May 14, 1996

The Village That Deng Xiaoping Calls Home

Eric Ellis, Paifang, Sichuan 

As part of his occasional series, Eric Ellis visits Deng Xiaoping's home town - Paifang Village, Guang An, in Sichuan Province

AN old dissident joke that circulated through Stalinist Eastern Europe could well apply to Deng Xiaoping's China.

An ancient hard-line communist strongman decreed that two plus two equalled six and that all official records, bank notes and ideology would reflect this absolute truth. The old despot died and his more moderate son took over, declaring that two plus two actually made five. Records were changed accordingly. Sensing a relaxation, a dissident mathematician proclaimed that two plus two actually made four - not five, or even six.

He got the perfunctory dead-of-night visit from the secret police, who, after interrogating him and terrorising his family, asked him: "Do you really want to go back to the bad old days when two and two equalled six?" (The Chinese do have a term for this - zhili weima, literally meaning "to see a deer when it is a horse", a hangover from a cruel Qin Dynasty regime.)

In Deng Xiaoping's China, two and two equals five, and what better place to see it displayed than in his hometown.

Deng may be the most modern of China's communist leaders, but even he is not above a bit of embroidery if it suits him.

It suits China's propagandists to portray Deng's family as modest small-holders, stressing their agrarian credentials, but the family home gives lie to that fable.

The Dengs were relatively rich landlords. His father leased out the surrounding land, and took office as a regional official, the type that probably would've been targeted by Mao's Red Guards (Deng's family was a target, but more for his own political "revisionism").

The Deng family home, now a museum, is a comfortable compound of enviable size, although the "curators" do their best to keep the interior spartan.

Photographs from his career on the walls show Deng meeting only politically correct leaders and statesman. No Third World despots, Kim Il Sungs and Stalins of erstwhile Chinese acquaintance on display here. It's all Carters, Thatchers, Kohls and Mitterands meeting Our Great Designer, with a poem -presumably from Deng himself - extolling the virtues of Western expertise as it might apply to modernising China.

If the photos are any guide to who will inherit the old man's legacy, it should be noted that there's plenty of President Jiang Zemin and little of Premier Li Peng. The disgraced former Premier and Deng acolyte Zhao Zhiyang, who lost his job in 1989 for sympathising with Tiananmen Square protesters, makes a surprise appearance, albeit officiating at the 1984 Sino-British ceremony concerning Hong Kong, which was very much a Deng matter.

Mindful of Mao's megalomania, state and party propagandists downplay any Deng personality cult, and relatively few cities have a statue or even a portrait of him. The array of "Dengobilia" at the crude store outside the family home is pretty lame.

While generally respected, Deng is mostly referred to by the folksy "Comrade Xiaoping". Sichuan officials elevate him to Deng Daren, literally Big Person Deng - ie, VIP.

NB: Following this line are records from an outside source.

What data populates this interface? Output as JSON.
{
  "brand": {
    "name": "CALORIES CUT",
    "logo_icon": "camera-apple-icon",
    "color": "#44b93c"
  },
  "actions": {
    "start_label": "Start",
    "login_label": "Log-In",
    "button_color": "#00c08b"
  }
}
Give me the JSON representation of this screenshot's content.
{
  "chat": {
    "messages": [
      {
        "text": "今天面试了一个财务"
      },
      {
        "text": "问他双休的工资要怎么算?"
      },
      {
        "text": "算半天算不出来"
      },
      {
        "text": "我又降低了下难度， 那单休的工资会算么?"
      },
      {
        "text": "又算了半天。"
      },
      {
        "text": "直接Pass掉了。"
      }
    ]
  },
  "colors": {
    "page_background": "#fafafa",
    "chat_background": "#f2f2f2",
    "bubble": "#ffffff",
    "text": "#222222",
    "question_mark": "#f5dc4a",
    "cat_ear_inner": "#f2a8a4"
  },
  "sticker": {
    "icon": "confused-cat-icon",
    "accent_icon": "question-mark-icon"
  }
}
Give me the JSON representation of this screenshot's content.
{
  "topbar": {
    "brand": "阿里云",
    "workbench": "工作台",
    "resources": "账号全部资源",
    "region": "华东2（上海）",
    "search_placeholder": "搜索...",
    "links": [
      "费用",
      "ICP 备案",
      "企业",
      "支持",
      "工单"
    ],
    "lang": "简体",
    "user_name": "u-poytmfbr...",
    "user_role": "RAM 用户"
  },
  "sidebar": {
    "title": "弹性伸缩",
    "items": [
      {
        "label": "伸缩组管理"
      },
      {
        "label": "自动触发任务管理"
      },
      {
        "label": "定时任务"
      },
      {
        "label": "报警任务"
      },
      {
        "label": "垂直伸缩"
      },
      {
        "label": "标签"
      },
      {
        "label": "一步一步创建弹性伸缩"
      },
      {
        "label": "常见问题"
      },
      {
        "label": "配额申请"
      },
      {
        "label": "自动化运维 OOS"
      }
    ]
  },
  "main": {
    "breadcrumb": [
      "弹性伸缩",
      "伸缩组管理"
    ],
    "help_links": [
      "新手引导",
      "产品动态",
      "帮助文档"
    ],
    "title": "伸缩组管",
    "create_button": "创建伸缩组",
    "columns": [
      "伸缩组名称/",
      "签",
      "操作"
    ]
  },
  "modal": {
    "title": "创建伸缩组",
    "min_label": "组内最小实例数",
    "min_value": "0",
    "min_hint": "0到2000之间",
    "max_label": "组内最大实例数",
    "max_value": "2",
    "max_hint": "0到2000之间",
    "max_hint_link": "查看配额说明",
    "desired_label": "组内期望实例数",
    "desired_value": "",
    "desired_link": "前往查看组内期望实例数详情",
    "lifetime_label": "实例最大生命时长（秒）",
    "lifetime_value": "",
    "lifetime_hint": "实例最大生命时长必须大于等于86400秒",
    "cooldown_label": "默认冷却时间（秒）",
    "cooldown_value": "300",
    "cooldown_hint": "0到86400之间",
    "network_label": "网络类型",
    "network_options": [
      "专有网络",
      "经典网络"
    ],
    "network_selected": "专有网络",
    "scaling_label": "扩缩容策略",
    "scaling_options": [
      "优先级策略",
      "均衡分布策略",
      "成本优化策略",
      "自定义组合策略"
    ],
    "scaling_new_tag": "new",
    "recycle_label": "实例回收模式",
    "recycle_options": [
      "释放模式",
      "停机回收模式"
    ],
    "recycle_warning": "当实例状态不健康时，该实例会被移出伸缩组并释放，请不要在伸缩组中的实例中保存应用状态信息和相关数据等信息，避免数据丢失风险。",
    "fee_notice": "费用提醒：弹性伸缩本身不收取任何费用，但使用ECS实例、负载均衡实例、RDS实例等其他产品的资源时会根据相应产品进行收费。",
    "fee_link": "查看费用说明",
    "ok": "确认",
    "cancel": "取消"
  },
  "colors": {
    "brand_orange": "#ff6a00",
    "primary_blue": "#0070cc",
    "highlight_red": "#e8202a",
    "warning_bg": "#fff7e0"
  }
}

This is no place of pilgrimage. Guang An has no special access, and it's very much off the tourist path (not even the Lonely Planet guide lists it) - unlike Mao's hometown, Shaoshan in Hunan province, where a virtual cottage industry has grown up around his birthplace.

The six-hour drive to Guang An from the massive Yangtse port of Chongqing traverses terrain that is the traveller's romantic China, undulating rice terraces teeming with peasants tending the paddies.

The villages en route are desperately poor, the walls of some of the modest homes still daubed with fading slogans of Maoism - when two and two equalled six and sometimes more - which weather and time have failed to shift.

It's from these towns, and thousands like them across China, that "Deng's Army" arose, as many as 80 million itinerant labourers looking for the opportunities his reform program have created, heading mostly east to the booming coastal regions.

Deng himself took the Chongqing road from Guang An - legend has him walking it in three days - in 1920 and ended up first in Paris, where he discovered communism , and back to Beijing, where, it could be argued, he discovered capitalism.

Sichuan contributes an estimated six million "soldiers" to Deng's worker army, and those returning are reminded that today's China has different priorities to Mao's time.

Slogans on banners draped across Guang An streets remind locals that it's a national duty to pay one's taxes, cash-in-hand being preferred payment in Shenzhen and Shanghai.

Perhaps it's no coincidence that of all the towns around here, Deng's village shows the greatest sign of economic take-off, thanks in part to remittances from migrant workers (10 per cent of provincial GDP), and some canny politicking among friends in Beijing.

Guang An recently had the good fortune to be promoted from county to prefecture, meaning that its 400,000 population gets bigger subsidies from Chengdu, the provincial capital, and Beijing.

More in hope than need, the local government has also set up a Special Development Zone for foreign investors. Aside from a couple of modest silk-processing factories that some Hongkongers are sniffing around, the zone still has no takers.

Deng's influence is getting through to his hometown, but perhaps in ways that even the Great Designer didn't anticipate in his blueprint.